The repo includes a harness package that uses the installed local CLI session instead of the mcp-test-client:
pnpm -w run agent-cli-test --provider claude --setup repo
pnpm -w run agent-cli-test --provider codex --setup repo
pnpm -w run agent-cli-test --provider claude --setup stdio
pnpm -w run agent-cli-test --provider codex --setup stdio
What this verifies:
- The CLI is installed and can see the named MCP server
- The provider can run a real prompt against Sentry MCP
- The final answer includes the authenticated email from
whoami
Use --setup repo --server sentry if you want to test the hosted server instead of the local sentry-dev entry.
The checked-in stdio setup uses packages/agent-cli-test/projects/stdio/.sentry/mcp.json as an isolated auth cache.

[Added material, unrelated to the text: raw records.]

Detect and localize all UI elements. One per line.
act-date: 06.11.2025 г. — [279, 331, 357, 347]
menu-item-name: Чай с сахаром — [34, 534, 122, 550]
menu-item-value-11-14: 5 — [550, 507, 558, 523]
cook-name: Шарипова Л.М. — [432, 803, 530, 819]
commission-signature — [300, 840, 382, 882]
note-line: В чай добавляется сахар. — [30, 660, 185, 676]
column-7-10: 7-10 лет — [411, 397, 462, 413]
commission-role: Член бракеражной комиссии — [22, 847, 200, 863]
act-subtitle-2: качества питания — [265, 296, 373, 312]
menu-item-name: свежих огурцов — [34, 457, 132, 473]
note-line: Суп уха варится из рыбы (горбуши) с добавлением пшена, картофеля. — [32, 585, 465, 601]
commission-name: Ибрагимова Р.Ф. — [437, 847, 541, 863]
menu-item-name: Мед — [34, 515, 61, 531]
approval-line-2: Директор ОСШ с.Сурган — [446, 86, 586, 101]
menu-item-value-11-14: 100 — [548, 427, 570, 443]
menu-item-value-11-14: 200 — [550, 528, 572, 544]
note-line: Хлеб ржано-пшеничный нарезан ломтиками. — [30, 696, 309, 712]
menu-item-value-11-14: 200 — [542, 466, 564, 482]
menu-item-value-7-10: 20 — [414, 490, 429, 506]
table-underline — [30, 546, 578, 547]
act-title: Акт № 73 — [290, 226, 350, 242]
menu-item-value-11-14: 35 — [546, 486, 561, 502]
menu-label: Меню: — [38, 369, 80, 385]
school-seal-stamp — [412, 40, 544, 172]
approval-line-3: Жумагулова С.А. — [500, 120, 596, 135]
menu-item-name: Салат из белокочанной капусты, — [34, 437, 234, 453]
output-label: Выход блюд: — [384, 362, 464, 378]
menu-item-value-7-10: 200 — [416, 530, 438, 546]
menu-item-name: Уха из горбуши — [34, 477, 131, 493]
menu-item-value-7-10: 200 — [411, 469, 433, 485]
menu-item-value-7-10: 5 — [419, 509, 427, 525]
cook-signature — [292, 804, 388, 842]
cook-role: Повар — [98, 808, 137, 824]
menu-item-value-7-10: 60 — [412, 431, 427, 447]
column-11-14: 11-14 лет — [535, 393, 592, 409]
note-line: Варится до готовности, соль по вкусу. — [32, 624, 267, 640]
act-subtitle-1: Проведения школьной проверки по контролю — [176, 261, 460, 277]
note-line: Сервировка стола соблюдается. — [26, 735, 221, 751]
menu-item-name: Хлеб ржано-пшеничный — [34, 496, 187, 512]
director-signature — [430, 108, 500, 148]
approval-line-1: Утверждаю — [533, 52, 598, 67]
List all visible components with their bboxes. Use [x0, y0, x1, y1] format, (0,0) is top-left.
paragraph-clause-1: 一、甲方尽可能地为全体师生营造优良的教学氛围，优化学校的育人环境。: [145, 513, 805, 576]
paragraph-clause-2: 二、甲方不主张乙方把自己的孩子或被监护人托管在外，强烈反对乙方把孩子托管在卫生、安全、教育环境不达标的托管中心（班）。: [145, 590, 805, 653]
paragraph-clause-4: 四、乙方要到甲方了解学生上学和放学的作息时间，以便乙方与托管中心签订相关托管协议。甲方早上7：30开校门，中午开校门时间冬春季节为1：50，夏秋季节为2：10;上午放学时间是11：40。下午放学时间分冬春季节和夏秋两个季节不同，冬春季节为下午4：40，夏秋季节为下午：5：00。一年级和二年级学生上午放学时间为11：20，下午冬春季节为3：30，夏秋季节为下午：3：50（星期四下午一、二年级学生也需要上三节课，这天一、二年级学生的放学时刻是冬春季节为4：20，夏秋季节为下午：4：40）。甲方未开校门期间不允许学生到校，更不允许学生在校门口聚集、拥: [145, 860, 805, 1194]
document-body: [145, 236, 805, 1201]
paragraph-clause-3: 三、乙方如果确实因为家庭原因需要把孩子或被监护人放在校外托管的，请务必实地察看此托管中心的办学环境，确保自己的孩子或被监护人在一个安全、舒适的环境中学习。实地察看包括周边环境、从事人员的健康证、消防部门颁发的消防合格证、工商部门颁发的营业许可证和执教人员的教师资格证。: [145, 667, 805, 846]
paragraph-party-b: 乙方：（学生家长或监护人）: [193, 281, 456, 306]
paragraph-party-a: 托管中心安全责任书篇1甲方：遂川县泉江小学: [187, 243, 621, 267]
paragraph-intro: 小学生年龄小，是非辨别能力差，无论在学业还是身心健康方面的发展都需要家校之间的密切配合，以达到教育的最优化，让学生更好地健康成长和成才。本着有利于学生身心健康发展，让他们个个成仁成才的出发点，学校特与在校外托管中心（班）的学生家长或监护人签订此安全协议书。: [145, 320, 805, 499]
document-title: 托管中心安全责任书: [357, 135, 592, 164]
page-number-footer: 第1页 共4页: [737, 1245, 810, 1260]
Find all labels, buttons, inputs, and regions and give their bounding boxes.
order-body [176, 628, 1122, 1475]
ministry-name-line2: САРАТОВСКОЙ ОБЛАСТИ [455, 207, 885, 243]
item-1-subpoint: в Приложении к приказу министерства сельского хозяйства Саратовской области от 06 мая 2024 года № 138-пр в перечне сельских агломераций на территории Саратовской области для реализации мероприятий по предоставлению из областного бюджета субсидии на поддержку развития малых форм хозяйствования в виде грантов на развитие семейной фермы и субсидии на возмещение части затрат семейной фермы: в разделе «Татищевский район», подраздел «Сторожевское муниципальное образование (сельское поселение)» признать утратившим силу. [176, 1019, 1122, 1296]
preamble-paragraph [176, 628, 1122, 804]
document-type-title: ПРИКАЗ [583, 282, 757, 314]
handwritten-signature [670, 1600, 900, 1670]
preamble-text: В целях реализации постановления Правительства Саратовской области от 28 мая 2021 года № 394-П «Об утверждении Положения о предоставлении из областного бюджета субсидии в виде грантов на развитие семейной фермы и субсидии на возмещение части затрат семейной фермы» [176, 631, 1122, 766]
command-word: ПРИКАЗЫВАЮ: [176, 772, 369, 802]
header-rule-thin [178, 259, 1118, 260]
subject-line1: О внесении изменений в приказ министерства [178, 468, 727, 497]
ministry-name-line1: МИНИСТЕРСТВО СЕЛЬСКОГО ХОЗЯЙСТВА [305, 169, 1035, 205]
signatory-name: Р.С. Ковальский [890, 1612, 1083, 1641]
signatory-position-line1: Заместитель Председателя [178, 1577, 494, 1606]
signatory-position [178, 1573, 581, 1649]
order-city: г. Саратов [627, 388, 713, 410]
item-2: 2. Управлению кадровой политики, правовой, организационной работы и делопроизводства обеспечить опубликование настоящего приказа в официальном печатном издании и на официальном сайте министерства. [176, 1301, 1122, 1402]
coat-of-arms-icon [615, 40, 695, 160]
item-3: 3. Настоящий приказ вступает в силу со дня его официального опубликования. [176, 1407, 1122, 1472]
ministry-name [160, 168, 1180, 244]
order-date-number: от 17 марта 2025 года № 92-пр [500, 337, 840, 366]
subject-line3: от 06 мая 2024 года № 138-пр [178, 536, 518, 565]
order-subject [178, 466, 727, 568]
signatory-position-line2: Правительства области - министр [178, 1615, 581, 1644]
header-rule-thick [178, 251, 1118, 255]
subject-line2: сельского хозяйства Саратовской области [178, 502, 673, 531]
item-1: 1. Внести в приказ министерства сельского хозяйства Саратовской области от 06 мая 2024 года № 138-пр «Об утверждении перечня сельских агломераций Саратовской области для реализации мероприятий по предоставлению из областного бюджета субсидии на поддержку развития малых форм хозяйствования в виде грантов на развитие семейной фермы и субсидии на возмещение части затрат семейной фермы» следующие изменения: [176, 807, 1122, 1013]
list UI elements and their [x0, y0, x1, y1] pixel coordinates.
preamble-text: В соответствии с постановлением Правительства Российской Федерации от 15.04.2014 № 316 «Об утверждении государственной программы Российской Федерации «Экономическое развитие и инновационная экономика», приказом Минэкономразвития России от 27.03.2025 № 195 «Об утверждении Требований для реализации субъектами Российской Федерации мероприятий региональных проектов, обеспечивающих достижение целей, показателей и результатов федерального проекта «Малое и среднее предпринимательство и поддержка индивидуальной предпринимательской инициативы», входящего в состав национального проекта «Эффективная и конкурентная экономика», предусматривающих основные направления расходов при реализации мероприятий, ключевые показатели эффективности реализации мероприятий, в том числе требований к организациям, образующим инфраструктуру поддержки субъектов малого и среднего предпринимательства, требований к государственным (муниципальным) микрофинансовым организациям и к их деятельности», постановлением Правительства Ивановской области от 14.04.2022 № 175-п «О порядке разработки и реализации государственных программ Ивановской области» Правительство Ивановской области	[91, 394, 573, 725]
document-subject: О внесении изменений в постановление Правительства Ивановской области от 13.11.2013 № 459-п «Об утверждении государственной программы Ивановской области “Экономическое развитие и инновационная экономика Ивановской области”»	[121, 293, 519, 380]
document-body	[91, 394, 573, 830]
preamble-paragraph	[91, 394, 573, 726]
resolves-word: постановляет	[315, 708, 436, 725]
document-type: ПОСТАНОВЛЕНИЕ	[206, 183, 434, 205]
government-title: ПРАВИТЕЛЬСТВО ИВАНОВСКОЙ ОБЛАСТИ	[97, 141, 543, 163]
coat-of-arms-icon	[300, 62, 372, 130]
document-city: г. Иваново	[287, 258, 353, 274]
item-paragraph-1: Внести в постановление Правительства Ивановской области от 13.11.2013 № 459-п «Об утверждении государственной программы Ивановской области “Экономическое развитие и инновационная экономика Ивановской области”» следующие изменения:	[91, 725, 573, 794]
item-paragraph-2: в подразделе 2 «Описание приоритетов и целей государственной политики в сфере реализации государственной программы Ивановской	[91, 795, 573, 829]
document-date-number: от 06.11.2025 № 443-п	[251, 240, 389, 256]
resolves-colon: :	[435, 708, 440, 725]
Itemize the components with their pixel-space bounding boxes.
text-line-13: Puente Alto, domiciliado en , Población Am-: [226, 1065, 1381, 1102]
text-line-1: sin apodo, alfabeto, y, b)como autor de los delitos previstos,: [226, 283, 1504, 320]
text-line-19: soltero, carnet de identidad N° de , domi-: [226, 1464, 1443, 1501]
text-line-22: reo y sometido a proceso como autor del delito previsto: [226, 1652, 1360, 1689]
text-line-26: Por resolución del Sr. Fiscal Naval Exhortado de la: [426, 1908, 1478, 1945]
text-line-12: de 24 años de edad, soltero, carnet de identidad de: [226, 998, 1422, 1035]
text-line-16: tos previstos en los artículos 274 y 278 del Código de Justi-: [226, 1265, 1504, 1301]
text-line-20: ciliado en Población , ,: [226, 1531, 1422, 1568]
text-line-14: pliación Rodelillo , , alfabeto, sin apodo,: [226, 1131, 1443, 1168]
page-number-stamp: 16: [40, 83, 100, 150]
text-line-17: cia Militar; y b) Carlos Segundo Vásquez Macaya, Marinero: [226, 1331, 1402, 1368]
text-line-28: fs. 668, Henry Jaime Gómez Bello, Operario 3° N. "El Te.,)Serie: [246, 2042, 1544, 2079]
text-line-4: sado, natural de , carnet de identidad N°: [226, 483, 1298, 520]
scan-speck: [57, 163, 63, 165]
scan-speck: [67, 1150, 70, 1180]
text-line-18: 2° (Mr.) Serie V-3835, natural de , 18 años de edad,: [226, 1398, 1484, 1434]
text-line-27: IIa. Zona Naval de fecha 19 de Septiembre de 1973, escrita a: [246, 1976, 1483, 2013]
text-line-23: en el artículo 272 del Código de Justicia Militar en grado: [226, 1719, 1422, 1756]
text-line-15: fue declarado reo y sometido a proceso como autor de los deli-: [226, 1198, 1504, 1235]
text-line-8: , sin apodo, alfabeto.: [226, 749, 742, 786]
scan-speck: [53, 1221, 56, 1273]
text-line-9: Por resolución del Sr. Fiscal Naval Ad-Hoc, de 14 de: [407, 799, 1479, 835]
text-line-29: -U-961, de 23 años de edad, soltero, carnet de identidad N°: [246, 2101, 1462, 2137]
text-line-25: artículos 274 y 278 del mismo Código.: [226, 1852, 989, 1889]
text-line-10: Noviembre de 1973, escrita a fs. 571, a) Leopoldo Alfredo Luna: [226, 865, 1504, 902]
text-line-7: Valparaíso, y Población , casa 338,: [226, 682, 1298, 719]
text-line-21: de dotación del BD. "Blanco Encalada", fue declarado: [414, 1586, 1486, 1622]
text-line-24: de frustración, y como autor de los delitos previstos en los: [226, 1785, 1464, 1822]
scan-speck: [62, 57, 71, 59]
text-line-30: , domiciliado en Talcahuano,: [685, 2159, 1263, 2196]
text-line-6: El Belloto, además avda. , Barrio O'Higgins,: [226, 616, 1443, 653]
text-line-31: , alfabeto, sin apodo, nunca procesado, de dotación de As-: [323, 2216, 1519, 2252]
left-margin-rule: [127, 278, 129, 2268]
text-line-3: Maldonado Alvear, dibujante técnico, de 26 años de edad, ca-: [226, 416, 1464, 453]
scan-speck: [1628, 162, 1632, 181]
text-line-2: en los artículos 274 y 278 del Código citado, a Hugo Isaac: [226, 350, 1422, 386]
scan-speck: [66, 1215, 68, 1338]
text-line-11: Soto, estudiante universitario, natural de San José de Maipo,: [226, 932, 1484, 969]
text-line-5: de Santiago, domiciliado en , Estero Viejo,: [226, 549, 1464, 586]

Real clients do not give stdio subprocesses a TTY, so the first-run device-code flow must be warmed separately:
pnpm -w run agent-cli-test auth login
If the harness fails, rerun the provider directly with debug enabled so you can see the MCP startup failure:
claude --mcp-config /tmp/claude-sentry-dev-config.json --strict-mcp-config --permission-mode bypassPermissions --no-session-persistence --debug-file /tmp/claude-sentry-dev.log -p 'Use the "whoami" tool from the MCP server named "sentry-dev". Call it exactly once. Reply with only the authenticated email address.'
RUST_LOG=codex_core=debug,rmcp=debug RUST_BACKTRACE=1 codex exec --skip-git-repo-check --sandbox read-only --output-last-message /tmp/codex-sentry-dev-last.txt 'Use only the MCP server named "sentry-dev". Call the "whoami" tool exactly once. Reply with only the authenticated email address.'
Look for these signatures:
- Claude:
ToolSearchTool, mcp__sentry-dev__whoami, missing server/tool selection, tool permission denied
- Codex:
UnexpectedContentType, AuthRequired, resources/list failed
Step 5: Human-Only Testing (Reference)
These methods require human interaction and cannot be run by the agent. Suggest them to the user when relevant.
MCP Inspector
Interactive web UI for testing individual tools with specific parameters:
pnpm inspector
pnpm inspector:stdio
Web UI with OAuth
Full browser-based testing with OAuth authentication:
- Start dev server:
pnpm dev
- Open
http://localhost:5173
- Authenticate via OAuth flow
- Test via chat interface
Constraint testing via URL paths:
http://localhost:5173/mcp/org-slug — org-scoped
http://localhost:5173/mcp/org-slug/project-slug — project-scoped
Stdio / Production Build Testing (Rare)
Use this when specifically testing the published/package build rather than the local dev server:
pnpm -w run build
pnpm -w run cli --transport stdio --access-token=TOKEN "who am I?"
Look for Connected to MCP server (stdio) to confirm stdio transport.